La promesa de transformación urbana en Río Gallegos volvió a quedar bajo la lupa. Esta vez, el motivo fue la inauguración de una calle adoquinada que, lejos de convertirse en símbolo de progreso, se transformó en el reflejo más claro de los problemas que atraviesan la gestión municipal. Con un presupuesto que superó los 346 millones de pesos y una inauguración encabezada por el intendente Pablo Grasso el pasado 17 de octubre, la obra apenas resistió unos días antes de presentar hundimientos, adoquines sueltos y tramos completamente desnivelados.
El acto, realizado en una fecha de fuerte carga simbólica para el oficialismo local, contó con escasa concurrencia. Apenas un grupo de funcionarios y algunos vecinos acompañaron la ceremonia, en la que Grasso destacó el supuesto impacto positivo de los trabajos realizados.
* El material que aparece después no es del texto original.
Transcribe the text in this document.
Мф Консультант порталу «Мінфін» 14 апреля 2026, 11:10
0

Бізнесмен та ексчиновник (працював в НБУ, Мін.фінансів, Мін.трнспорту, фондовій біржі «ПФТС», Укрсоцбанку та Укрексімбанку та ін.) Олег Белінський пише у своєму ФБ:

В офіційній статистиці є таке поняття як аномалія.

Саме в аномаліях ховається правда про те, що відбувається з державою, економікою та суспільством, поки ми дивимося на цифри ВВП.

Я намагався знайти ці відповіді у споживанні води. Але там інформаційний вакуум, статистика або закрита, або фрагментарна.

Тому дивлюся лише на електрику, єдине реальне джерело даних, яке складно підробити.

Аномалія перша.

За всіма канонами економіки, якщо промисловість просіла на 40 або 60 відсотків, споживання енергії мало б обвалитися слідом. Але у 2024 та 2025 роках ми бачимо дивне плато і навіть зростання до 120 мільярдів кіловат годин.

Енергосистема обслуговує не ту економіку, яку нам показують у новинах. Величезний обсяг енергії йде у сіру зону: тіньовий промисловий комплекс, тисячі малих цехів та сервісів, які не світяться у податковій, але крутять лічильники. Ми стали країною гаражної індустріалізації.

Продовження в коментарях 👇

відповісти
Sin embargo, mientras el intendente hablaba de planificación y desarrollo, el suelo recién inaugurado comenzaba a ceder bajo el peso de los primeros vehículos.
La calle, que debía formar parte del plan de pavimentación con el que la Municipalidad busca mostrar gestión y movimiento, terminó convertida en una muestra de desidia y descontrol administrativo. Según trascendió, la obra fue abonada en dos oportunidades, generando suspicacias sobre los mecanismos de contratación y los controles de ejecución. Los vecinos, que habían esperado durante meses la finalización de los trabajos, denunciaron que el adoquinado no soportó ni una semana de tránsito, obligando al municipio a destinar nuevamente recursos públicos para su reparación.
El episodio no solo dejó al descubierto fallas en la ejecución técnica, sino también la distancia entre el discurso oficial y la realidad que viven los ciudadanos. En medio de un escenario económico complejo y con reclamos por la falta de mantenimiento en distintos barrios, la imagen de una obra millonaria que se desmorona casi de inmediato encendió el malestar social y las críticas hacia la administración comunal.
Mientras tanto, desde el entorno del jefe comunal se preparan nuevas actividades bajo el mismo sello político, con la participación del sacerdote Juan Carlos Molina, figura cercana a Grasso y aún bajo investigación judicial por causas vinculadas a presuntos hechos de corrupción.
Así, lo que debía ser una muestra de gestión terminó exhibiendo las grietas de una administración que prioriza el impacto político por sobre la calidad de las obras. En una ciudad que sigue reclamando infraestructura duradera, la “calle de los 346 millones” quedó como un símbolo de promesas hundidas antes incluso que los adoquines.